Just a few months after the Chibok kidnapping, Boko Haram launched a series of devastating suicide attacks by women, leading some to speculate that the girls could have been brainwashed, or otherwise forced into detonating explosive vests and backpacks in crowded markets. “When Kano saw four explosions in the space of a week in July, all apparently involving young women or teenagers, the first thought was: Is this the Chibok girls?” says Elizabeth Pearson, a doctoral researcher in gender and radicalization at King’s College London and a member of the Nigeria Security Network. As a tactic, it is extremely effective: male security guards are loath to pat down female shoppers, and few suspect women to be suicide bombers. With female bombers, “the shock and fear value is greater. With young women being used particularly, this guarantees greater publicity and media coverage.” But the evidence is inconclusive, notes Pearson. There has been no DNA testing, and the damage wrought by the bombs makes visual identification all but impossible.
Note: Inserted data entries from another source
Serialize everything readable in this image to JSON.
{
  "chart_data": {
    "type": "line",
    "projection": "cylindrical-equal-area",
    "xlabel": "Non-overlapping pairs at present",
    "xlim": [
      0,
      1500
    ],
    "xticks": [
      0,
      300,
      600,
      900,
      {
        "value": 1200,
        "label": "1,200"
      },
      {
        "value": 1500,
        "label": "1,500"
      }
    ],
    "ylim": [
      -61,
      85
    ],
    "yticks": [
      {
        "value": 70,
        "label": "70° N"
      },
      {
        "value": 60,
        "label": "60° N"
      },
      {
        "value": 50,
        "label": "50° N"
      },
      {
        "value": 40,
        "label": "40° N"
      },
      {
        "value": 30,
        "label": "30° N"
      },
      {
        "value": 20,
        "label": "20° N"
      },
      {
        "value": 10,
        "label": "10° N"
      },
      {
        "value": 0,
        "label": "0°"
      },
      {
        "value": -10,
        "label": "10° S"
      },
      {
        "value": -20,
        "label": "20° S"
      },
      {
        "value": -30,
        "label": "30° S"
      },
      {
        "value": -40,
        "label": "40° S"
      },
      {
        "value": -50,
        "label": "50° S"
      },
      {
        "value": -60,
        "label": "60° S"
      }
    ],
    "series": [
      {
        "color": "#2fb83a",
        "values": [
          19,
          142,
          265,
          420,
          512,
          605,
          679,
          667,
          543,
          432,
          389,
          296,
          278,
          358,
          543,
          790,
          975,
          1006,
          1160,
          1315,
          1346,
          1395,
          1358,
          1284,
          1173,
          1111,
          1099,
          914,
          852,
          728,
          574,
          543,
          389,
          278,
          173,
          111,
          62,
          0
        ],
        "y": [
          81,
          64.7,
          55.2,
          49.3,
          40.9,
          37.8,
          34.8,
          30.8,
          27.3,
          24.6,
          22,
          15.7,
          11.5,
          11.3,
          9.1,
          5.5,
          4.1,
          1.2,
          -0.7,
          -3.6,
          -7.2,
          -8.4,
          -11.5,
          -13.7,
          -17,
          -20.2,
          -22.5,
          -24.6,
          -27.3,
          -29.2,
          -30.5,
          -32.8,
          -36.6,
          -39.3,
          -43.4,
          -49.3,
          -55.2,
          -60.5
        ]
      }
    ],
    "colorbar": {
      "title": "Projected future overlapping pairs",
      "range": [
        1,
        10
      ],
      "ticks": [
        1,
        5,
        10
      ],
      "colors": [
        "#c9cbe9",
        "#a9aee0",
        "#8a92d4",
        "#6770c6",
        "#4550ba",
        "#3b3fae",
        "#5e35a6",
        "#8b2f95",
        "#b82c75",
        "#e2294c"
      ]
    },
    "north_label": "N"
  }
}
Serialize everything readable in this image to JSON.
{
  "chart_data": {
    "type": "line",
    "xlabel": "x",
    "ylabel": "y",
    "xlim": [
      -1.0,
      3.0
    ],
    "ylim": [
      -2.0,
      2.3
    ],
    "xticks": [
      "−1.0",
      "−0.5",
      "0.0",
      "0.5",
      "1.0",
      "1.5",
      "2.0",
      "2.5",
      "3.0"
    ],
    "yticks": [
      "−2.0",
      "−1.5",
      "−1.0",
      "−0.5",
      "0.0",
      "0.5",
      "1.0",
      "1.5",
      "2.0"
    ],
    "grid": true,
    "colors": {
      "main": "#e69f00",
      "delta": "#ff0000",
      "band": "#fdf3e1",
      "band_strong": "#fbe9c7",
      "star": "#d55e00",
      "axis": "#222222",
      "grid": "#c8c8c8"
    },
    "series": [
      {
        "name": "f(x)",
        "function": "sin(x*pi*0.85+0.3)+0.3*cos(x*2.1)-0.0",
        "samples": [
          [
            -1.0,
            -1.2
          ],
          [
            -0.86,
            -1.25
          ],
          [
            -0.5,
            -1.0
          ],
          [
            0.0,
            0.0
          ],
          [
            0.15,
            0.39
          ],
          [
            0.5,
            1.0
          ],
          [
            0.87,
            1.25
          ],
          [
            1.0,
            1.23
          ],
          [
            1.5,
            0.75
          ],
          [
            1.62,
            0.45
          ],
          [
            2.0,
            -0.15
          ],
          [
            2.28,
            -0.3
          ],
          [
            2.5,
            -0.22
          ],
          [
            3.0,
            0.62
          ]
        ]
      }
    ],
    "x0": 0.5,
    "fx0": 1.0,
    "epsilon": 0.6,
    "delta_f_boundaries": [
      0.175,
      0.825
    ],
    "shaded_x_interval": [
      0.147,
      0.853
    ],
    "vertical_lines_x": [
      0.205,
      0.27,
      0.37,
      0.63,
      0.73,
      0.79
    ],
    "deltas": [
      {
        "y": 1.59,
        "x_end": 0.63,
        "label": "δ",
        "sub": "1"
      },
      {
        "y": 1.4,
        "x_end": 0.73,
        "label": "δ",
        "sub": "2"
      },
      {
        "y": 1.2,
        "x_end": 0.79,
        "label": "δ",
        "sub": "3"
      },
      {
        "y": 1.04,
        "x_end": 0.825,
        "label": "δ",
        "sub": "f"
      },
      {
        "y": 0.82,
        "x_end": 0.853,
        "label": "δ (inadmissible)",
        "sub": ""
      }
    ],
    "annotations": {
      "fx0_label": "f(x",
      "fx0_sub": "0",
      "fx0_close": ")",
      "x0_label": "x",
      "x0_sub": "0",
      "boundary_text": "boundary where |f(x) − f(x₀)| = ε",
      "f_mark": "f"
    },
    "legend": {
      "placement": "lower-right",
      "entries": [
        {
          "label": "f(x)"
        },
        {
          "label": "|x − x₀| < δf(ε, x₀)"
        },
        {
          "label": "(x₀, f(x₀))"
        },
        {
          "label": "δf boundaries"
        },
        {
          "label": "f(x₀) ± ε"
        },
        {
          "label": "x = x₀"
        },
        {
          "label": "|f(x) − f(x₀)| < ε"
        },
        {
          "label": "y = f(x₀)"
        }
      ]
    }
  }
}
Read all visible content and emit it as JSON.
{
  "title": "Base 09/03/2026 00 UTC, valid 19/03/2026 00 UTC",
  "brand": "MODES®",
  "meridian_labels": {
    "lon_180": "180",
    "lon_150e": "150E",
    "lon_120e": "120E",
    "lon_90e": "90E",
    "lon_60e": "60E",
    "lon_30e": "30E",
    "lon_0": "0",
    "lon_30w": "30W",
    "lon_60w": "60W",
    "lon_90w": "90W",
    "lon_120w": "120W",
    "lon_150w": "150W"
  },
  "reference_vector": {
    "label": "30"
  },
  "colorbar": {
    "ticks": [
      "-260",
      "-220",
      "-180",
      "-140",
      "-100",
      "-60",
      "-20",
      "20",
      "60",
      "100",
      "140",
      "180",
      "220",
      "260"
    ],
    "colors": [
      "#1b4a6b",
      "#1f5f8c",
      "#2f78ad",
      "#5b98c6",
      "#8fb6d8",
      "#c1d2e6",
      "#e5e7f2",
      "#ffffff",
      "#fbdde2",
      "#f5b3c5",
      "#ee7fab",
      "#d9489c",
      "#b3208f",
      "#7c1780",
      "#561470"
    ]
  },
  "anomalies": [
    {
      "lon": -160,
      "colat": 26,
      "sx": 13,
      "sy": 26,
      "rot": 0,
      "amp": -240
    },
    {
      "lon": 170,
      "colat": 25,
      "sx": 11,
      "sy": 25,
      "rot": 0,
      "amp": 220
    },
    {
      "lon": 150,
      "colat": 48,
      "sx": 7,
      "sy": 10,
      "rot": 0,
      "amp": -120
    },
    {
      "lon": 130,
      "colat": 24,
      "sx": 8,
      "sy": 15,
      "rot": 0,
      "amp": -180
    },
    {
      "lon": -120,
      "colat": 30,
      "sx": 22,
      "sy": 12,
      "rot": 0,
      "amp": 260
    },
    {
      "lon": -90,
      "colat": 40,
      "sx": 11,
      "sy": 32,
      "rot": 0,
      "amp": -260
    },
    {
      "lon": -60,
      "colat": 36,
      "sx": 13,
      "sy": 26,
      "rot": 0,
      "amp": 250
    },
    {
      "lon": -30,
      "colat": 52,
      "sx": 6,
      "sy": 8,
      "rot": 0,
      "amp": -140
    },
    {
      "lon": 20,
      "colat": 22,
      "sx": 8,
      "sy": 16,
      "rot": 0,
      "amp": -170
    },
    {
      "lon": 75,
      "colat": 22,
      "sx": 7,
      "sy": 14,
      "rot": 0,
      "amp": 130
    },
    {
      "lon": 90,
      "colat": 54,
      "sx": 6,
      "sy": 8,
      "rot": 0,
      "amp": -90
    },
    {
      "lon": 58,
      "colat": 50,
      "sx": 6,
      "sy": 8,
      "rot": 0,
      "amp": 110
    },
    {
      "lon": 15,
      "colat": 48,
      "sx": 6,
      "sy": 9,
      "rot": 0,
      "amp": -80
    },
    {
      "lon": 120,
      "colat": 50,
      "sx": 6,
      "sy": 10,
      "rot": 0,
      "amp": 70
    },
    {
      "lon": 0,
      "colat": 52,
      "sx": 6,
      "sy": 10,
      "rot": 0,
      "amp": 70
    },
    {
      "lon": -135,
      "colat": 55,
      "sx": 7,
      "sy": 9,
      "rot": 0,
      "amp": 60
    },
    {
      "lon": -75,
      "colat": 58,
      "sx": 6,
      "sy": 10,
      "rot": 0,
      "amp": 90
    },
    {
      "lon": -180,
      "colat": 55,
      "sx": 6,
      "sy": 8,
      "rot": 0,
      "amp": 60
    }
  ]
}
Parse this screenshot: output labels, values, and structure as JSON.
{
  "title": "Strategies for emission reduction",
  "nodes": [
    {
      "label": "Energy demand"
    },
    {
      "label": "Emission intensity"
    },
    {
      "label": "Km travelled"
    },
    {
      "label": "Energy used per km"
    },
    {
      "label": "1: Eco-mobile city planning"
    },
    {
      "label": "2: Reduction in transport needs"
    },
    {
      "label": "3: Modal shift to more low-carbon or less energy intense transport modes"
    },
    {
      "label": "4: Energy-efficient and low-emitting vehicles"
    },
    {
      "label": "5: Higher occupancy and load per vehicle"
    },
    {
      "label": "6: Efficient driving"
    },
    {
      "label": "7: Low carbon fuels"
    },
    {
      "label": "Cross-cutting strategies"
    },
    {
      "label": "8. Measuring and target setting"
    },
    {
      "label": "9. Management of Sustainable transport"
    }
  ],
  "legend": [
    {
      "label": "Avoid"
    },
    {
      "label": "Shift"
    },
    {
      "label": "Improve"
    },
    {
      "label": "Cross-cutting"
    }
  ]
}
For Mark, the idea that his daughter might be living as a captive, abused, enslaved and terrified, is worse than the idea of her being dead. He was told, early on, that one of the kidnapped girls had refused to convert to Islam. As punishment, she was stoned to death. “If that really happened,” he told TIME in January, “it might be my daughter, because she holds her Christian faith so strong. If my daughter was stoned to death for Christ’s sake, I will be grateful.” For some, a martyr’s brutal death gives more comfort than knowing nothing at all.